This Swedish death metal band actually formed in 1990, split up in 1995 with some members playing in Blood Mortized from around 2007. Stroll onto 2010 and Malfeitor gets back together. Previous projects like Blood Mortized wanted to capture that sunlight studio sound, but I have to report that you should not expect a pure copycat of this sound from ‘Dum Morior Orior’. It is old school death, but of the more brutal kind, taking some riffing influences from the Florida sound (in the arrangements) and the cluster bomb approach of some Northern European bands. Yes, Rotten Death may feature mildly, but with the speed laden confusing arrangements, any groove or d-beat is lost in the overall mix. As I am listening to the CD, I realise I am now at track 3 and ‘When Last Breath Fades’, now that either means two things, it’s an album that is mastered well without breaks or its an album that doesn’t have an individual ounce of definition. Unfortunately, it is the latter; it all merges into one, but to be fair, you have greater definition for the remainder of the album as it plays through its arsenal of deafening heaviness.
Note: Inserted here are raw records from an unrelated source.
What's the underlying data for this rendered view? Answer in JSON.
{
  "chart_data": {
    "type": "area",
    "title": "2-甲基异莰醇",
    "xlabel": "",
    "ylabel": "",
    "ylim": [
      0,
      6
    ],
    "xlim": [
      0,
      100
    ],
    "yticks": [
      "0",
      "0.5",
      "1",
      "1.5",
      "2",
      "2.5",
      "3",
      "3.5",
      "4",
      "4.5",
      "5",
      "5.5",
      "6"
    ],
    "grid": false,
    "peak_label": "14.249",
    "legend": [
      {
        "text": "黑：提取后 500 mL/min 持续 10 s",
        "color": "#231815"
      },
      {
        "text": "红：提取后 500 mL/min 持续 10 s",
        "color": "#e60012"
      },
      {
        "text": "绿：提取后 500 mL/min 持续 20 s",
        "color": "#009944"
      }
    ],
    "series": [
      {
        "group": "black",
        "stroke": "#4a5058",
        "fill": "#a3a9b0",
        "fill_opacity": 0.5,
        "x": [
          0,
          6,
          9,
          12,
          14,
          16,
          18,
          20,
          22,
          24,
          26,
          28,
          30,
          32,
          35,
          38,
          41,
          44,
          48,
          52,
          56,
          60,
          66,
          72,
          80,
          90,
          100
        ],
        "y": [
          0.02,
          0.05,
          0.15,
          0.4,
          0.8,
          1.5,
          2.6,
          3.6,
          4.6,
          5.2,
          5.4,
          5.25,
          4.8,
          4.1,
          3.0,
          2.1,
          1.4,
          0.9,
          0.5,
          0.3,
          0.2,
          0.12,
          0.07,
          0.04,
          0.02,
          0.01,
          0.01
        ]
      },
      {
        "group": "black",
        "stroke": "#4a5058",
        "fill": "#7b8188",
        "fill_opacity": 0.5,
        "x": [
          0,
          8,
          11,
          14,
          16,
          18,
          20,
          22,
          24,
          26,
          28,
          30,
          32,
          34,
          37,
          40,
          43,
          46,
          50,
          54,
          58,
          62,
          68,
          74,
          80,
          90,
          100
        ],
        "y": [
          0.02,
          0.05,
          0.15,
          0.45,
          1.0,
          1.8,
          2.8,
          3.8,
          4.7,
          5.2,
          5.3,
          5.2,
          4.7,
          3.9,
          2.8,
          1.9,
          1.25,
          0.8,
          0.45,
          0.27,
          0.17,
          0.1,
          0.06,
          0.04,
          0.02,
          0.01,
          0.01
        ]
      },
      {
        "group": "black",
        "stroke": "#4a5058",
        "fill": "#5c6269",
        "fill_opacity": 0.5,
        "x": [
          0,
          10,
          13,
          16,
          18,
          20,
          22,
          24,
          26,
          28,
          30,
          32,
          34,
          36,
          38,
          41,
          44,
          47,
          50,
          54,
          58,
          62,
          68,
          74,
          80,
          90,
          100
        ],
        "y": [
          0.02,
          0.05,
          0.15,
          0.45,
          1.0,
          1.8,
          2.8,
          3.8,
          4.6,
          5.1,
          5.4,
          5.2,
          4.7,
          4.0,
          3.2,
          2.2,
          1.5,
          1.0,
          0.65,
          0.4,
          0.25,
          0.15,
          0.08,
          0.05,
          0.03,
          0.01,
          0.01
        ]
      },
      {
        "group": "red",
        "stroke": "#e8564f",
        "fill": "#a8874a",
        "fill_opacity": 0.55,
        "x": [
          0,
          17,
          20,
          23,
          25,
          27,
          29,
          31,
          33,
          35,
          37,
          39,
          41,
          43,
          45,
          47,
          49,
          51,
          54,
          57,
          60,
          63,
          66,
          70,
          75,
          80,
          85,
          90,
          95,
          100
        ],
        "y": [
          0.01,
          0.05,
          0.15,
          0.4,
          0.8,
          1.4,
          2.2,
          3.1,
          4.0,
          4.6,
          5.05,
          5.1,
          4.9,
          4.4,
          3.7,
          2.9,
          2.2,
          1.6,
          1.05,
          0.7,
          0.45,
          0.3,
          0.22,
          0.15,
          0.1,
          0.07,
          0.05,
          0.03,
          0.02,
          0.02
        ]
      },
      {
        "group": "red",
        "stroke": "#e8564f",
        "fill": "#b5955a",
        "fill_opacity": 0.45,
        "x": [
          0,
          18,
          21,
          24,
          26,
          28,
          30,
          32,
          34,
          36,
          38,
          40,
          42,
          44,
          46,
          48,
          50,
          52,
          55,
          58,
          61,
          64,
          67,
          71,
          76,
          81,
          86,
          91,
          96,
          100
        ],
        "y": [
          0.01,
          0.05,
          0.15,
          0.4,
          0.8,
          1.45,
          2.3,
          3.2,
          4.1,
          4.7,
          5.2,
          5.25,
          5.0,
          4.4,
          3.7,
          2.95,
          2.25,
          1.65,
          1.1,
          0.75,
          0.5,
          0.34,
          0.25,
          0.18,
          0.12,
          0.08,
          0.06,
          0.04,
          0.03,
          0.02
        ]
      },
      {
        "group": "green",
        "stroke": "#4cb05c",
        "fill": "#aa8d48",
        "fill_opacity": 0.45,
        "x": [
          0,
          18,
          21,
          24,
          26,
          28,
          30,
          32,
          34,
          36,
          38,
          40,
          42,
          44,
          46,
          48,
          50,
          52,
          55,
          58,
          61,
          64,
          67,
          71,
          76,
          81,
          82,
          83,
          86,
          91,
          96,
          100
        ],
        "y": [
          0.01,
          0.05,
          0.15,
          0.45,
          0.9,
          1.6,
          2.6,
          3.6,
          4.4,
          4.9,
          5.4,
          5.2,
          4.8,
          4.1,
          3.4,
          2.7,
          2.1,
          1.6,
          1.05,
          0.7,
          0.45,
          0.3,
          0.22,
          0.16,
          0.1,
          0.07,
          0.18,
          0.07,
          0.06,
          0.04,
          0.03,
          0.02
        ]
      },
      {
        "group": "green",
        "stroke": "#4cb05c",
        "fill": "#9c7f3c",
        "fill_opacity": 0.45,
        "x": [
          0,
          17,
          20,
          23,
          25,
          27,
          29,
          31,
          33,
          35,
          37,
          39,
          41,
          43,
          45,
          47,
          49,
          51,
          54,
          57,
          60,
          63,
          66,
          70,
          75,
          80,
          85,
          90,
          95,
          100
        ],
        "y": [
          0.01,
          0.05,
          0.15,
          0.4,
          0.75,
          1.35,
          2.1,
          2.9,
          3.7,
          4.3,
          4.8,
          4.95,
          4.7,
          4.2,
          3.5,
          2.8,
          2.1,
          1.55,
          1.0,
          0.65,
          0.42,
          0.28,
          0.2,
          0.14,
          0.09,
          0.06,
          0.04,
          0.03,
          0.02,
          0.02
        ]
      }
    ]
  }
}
I love the artwork, very colourful; at least it’s not another rotten black and white cover, that’s the only redeeming feature after my first listen of the release. Subsequent plays on various sound systems reveal different interpretations, but I still have a confusing issue with the drums. The patterns are random, you don’t get to any groove armada, you don’t feel any connection, sadly the songs follow this same path in rapid succession, but only on the double time, the real fast stuff. Finally…there is something tasty to bite into…’To Hell, Farewell’ has the rotten Swedeath sound and even has d-beat groove that is a vital requirement of this genre, I say vital as I am really getting bored with the wall of sound cataclysm that overbears most of the recordings.
Musically, you can hear what the band are trying to do, the sinful result of this album is the mix, it is too busy, you don’t get much distinguishable passages of brutality, all you get is very similar sound brutal bludgeoning. When the groove is present, like in ‘Death, The Dead and Me’ and ‘Rolling with the Corpses’ the album works, it is the double-time fast stuff that really doesn’t work for me, it’s simply undecipherable due to the vocals being too loud and overbearing, as are the drums (I reiterate again – only on the faster parts). Had ‘Dum Morior Orior’ been mixed a little beefier, it would work, you can have and engineer clarity with utter city flattening brutality on any release and it’s sadly a missed opportunity for this musically talented trio of individuals, because at a slower pace, it really works.